ER図とは、「データベース設計情報を視覚的に表した図」のことです。システム構築においては ER図をつくらず、いきなりExcelでテーブル設計書を作ったり、設計書自体を作らず物理テーブルを構築するという方法もありますが、テーブル数が多くなればなるほど不整合が起こるリスクや、プログラマが仕様を理解できない、または勘違いすることで後戻りによるコストが発生してしまいます。ER図を作成することで、システム全体の構成が俯瞰でき、品質の高いデータベースおよびプログラムが製造できるようになります。

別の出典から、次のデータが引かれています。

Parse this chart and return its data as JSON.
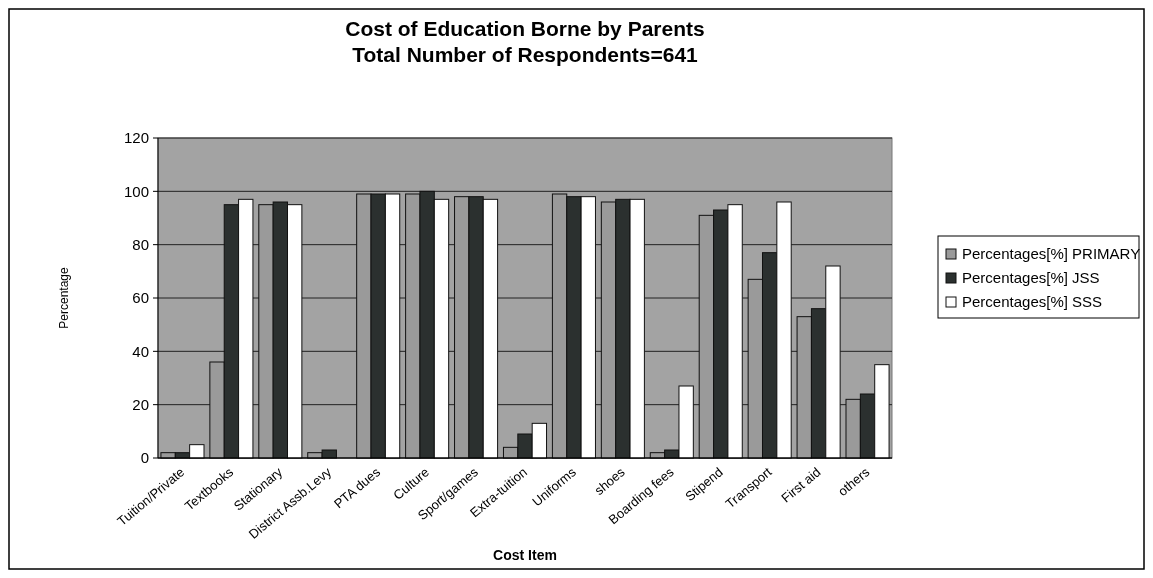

ER図の例 ER図のEはエンティティ(モノ)の略で、Rはリレーションシップ(関係)の略となります。つまりに、ER設計ではモノ (エンティティ)とリレーションシップ(関係)で処理を表します。例えば「顧客が商品を注文する」という処理を考えた 場合は「顧客」や「商品」がエンティティ、「注文する」がリレーションシップとなります。これをER図で表すと以下のようになります。

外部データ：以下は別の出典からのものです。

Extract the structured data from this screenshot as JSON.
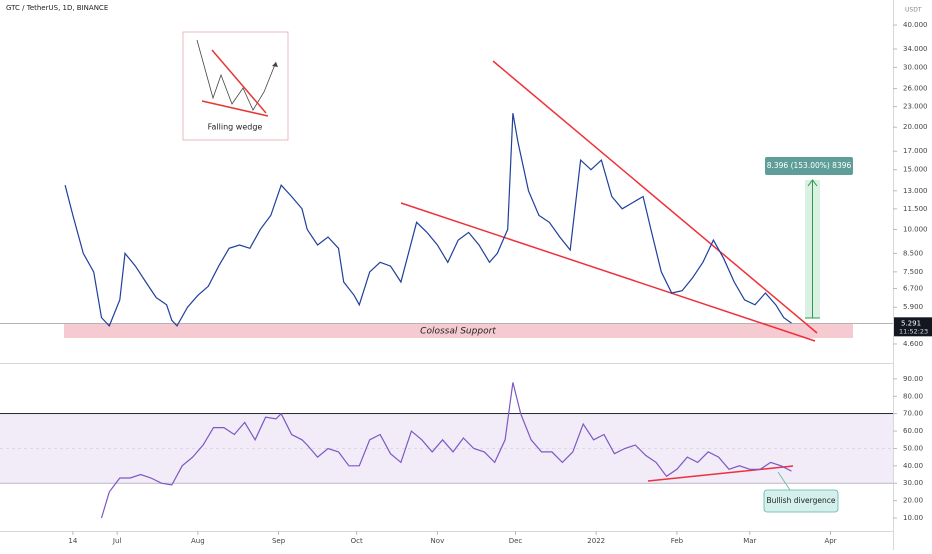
{
  "chart_data": [
    {
      "type": "line",
      "title": "GTC / TetherUS, 1D, BINANCE",
      "y_unit": "USDT",
      "log_scale": true,
      "color": "#1f3f9c",
      "xlim": [
        -28,
        315
      ],
      "ylim": [
        4.07,
        47.4
      ],
      "yticks": [
        {
          "value": 40,
          "label": "40.000"
        },
        {
          "value": 34,
          "label": "34.000"
        },
        {
          "value": 30,
          "label": "30.000"
        },
        {
          "value": 26,
          "label": "26.000"
        },
        {
          "value": 23,
          "label": "23.000"
        },
        {
          "value": 20,
          "label": "20.000"
        },
        {
          "value": 17,
          "label": "17.000"
        },
        {
          "value": 15,
          "label": "15.000"
        },
        {
          "value": 13,
          "label": "13.000"
        },
        {
          "value": 11.5,
          "label": "11.500"
        },
        {
          "value": 10,
          "label": "10.000"
        },
        {
          "value": 8.5,
          "label": "8.500"
        },
        {
          "value": 7.5,
          "label": "7.500"
        },
        {
          "value": 6.7,
          "label": "6.700"
        },
        {
          "value": 5.9,
          "label": "5.900"
        },
        {
          "value": 4.6,
          "label": "4.600"
        }
      ],
      "x": [
        -3,
        0,
        4,
        8,
        11,
        14,
        18,
        20,
        24,
        28,
        32,
        36,
        38,
        40,
        44,
        48,
        52,
        56,
        60,
        64,
        68,
        72,
        76,
        80,
        84,
        88,
        90,
        94,
        98,
        102,
        104,
        108,
        110,
        114,
        118,
        122,
        126,
        128,
        132,
        136,
        140,
        144,
        148,
        152,
        156,
        160,
        163,
        167,
        169,
        171,
        175,
        179,
        183,
        187,
        191,
        195,
        199,
        203,
        207,
        211,
        215,
        219,
        222,
        226,
        230,
        234,
        238,
        242,
        246,
        250,
        254,
        258,
        262,
        266,
        270,
        273,
        276
      ],
      "values": [
        13.5,
        11,
        8.5,
        7.5,
        5.5,
        5.2,
        6.2,
        8.5,
        7.8,
        7.0,
        6.3,
        6.0,
        5.4,
        5.2,
        5.9,
        6.4,
        6.8,
        7.8,
        8.8,
        9.0,
        8.8,
        10.0,
        11.0,
        13.5,
        12.5,
        11.5,
        10.0,
        9.0,
        9.5,
        8.8,
        7.0,
        6.4,
        6.0,
        7.5,
        8.0,
        7.8,
        7.0,
        8.0,
        10.5,
        9.8,
        9.0,
        8.0,
        9.3,
        9.8,
        9.0,
        8.0,
        8.5,
        10.0,
        22,
        18,
        13,
        11,
        10.5,
        9.5,
        8.7,
        16,
        15,
        16,
        12.5,
        11.5,
        12,
        12.5,
        10.0,
        7.5,
        6.5,
        6.6,
        7.2,
        8.0,
        9.3,
        8.2,
        7.0,
        6.2,
        6.0,
        6.5,
        6.0,
        5.5,
        5.3
      ],
      "current_price": 5.291,
      "countdown": "11:52:23",
      "annotations": {
        "inset": "Falling wedge",
        "support": "Colossal Support",
        "measure": "8.396 (153.00%) 8396"
      }
    },
    {
      "type": "line",
      "color": "#7e57c2",
      "xlim": [
        -28,
        315
      ],
      "ylim": [
        3.1,
        98
      ],
      "levels": [
        30,
        70
      ],
      "midline": 50,
      "yticks": [
        {
          "value": 90,
          "label": "90.00"
        },
        {
          "value": 80,
          "label": "80.00"
        },
        {
          "value": 70,
          "label": "70.00"
        },
        {
          "value": 60,
          "label": "60.00"
        },
        {
          "value": 50,
          "label": "50.00"
        },
        {
          "value": 40,
          "label": "40.00"
        },
        {
          "value": 30,
          "label": "30.00"
        },
        {
          "value": 20,
          "label": "20.00"
        },
        {
          "value": 10,
          "label": "10.00"
        }
      ],
      "xticks": [
        {
          "value": 0,
          "label": "14"
        },
        {
          "value": 17,
          "label": "Jul"
        },
        {
          "value": 48,
          "label": "Aug"
        },
        {
          "value": 79,
          "label": "Sep"
        },
        {
          "value": 109,
          "label": "Oct"
        },
        {
          "value": 140,
          "label": "Nov"
        },
        {
          "value": 170,
          "label": "Dec"
        },
        {
          "value": 201,
          "label": "2022"
        },
        {
          "value": 232,
          "label": "Feb"
        },
        {
          "value": 260,
          "label": "Mar"
        },
        {
          "value": 291,
          "label": "Apr"
        }
      ],
      "x": [
        11,
        14,
        18,
        22,
        26,
        30,
        34,
        38,
        42,
        46,
        50,
        54,
        58,
        62,
        66,
        70,
        74,
        78,
        80,
        84,
        88,
        90,
        94,
        98,
        102,
        106,
        110,
        114,
        118,
        122,
        126,
        130,
        134,
        138,
        142,
        146,
        150,
        154,
        158,
        162,
        166,
        169,
        172,
        176,
        180,
        184,
        188,
        192,
        196,
        200,
        204,
        208,
        212,
        216,
        220,
        224,
        228,
        232,
        236,
        240,
        244,
        248,
        252,
        256,
        260,
        264,
        268,
        272,
        276
      ],
      "values": [
        10,
        25,
        33,
        33,
        35,
        33,
        30,
        29,
        40,
        45,
        52,
        62,
        62,
        58,
        65,
        55,
        68,
        67,
        70,
        58,
        55,
        52,
        45,
        50,
        48,
        40,
        40,
        55,
        58,
        47,
        42,
        60,
        55,
        48,
        55,
        48,
        56,
        50,
        48,
        42,
        55,
        88,
        70,
        55,
        48,
        48,
        42,
        48,
        64,
        55,
        58,
        47,
        50,
        52,
        46,
        42,
        34,
        38,
        45,
        42,
        48,
        45,
        38,
        40,
        38,
        38,
        42,
        40,
        37
      ],
      "annotations": {
        "divergence": "Bullish divergence"
      }
    }
  ]
}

システムの設計手法としてはその他にもUMLなどがありますが、ER設計はDOA(データ中心アプローチ)の技法であり、最終的にER図のエンティティはテーブル、リレーションは外部キー制約にして物理データベース上に構築されま す。ER図の内容をもとにそのまま物理データベースを構築できることから、ER図はデータベース設計におけるデファクトスタンダードとなっています。